My original siren here was Chris Pratt, he of the gorgeous blond curls who plays the thoughtless jock with the beautifully ludicrous first name of Bright. But lately, I'm even more taken with the character of Bright's best friend Colin, who just emerged from a coma and barely remembers that he was The Most Popular Boy In School before. He is played by Mike Erwin, who has trained his big, wet, blue eyes to stare into the distance with adorable sadness and vacuousness. No really, I mean that in the best way.
You know, a few years ago when I was watching the ultralight comedy Broken Hearts Club at the Castro, I could not have guessed that its writer-director would later crank out a quirky-cute family drama and that one of its cast would become the heart of a smart sitcom – at 8:30 on Thursdays, of all things. TV networks, turn to gay cinema, and behold your glorious future.
· · ·
My visits to the dentist back in Lexington sometimes got a little surreal. In the first place, my hygienist had lived in the very same apartment I was living in. Then came the day she told me my mouth was built wrong.

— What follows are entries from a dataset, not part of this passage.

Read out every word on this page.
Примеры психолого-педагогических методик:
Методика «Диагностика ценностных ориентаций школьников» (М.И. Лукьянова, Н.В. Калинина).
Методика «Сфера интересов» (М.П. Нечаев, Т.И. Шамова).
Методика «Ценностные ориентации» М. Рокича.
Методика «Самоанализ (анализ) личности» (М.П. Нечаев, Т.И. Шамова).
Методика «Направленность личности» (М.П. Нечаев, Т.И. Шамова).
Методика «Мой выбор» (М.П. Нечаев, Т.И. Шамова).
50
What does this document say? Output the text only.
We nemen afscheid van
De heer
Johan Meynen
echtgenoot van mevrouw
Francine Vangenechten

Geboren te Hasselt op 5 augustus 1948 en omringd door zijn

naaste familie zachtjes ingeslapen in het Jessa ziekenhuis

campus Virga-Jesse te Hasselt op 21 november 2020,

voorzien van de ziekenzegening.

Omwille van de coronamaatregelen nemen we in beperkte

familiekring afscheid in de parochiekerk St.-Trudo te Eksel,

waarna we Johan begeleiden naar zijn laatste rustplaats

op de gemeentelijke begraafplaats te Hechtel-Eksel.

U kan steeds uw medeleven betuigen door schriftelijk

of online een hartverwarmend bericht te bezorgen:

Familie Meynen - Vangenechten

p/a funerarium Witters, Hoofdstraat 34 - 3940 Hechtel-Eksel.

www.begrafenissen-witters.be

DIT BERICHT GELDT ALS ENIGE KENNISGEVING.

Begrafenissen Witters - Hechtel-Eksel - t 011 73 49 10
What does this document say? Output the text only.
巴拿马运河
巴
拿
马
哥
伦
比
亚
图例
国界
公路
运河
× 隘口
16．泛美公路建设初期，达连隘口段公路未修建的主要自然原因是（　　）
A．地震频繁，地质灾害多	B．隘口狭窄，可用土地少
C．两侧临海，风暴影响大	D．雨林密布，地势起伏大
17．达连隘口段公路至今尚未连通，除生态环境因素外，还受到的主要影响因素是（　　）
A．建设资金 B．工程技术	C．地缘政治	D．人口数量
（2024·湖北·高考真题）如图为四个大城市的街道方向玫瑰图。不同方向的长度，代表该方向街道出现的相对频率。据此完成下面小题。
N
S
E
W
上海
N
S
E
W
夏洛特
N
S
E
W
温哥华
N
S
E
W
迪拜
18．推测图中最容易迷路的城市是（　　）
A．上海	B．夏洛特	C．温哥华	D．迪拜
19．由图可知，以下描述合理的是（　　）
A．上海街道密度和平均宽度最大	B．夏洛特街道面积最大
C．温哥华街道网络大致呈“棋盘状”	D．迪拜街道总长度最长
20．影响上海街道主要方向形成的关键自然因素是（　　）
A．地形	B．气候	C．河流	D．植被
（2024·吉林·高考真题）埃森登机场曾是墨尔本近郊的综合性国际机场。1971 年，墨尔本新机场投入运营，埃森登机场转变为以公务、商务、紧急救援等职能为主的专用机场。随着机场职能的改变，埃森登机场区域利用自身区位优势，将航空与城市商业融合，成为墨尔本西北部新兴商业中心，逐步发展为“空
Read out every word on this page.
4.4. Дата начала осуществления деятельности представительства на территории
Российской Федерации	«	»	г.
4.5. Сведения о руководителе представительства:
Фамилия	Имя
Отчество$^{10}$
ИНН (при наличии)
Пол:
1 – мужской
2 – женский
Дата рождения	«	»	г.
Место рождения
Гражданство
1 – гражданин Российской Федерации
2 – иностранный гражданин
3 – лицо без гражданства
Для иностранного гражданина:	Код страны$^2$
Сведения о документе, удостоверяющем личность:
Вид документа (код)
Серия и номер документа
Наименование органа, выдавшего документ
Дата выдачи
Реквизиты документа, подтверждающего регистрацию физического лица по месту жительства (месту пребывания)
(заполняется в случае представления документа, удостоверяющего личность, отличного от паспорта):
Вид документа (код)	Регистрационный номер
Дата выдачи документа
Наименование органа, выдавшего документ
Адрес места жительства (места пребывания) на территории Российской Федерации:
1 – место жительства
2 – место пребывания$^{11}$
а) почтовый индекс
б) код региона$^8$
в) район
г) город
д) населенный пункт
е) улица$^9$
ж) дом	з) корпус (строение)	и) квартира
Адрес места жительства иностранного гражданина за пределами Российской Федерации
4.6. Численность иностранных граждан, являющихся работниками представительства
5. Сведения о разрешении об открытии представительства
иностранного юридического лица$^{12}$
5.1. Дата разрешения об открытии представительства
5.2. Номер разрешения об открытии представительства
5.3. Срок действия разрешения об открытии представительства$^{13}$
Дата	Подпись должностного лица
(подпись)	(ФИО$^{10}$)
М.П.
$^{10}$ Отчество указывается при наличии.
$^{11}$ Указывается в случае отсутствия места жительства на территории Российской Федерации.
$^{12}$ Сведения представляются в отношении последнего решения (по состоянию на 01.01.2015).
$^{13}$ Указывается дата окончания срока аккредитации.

The occasion was, of course, the dreaded bitewing X-rays. As usual, I was having a hard time holding them in place without my body assuming it was being choked to death. Even if I managed to suppress my primeval panic, the X-ray dealeys kept shifting out of position. Again and again, Meredith would put the torture devices into place and tell me to bite down. I would, but everything would come out wrong. Finally, she watched as I closed my mouth around them. Then she took them out. She told me to bite down again. I did. A puzzled look. Again. I did.
She stepped back.
"Your back teeth don't go together." She tilted her head in astonishment. "How do you chew?"
Apparently, I've been cheating nature by eating all these years.
Man, I would have been so killed if I'd been born in ancient Sparta.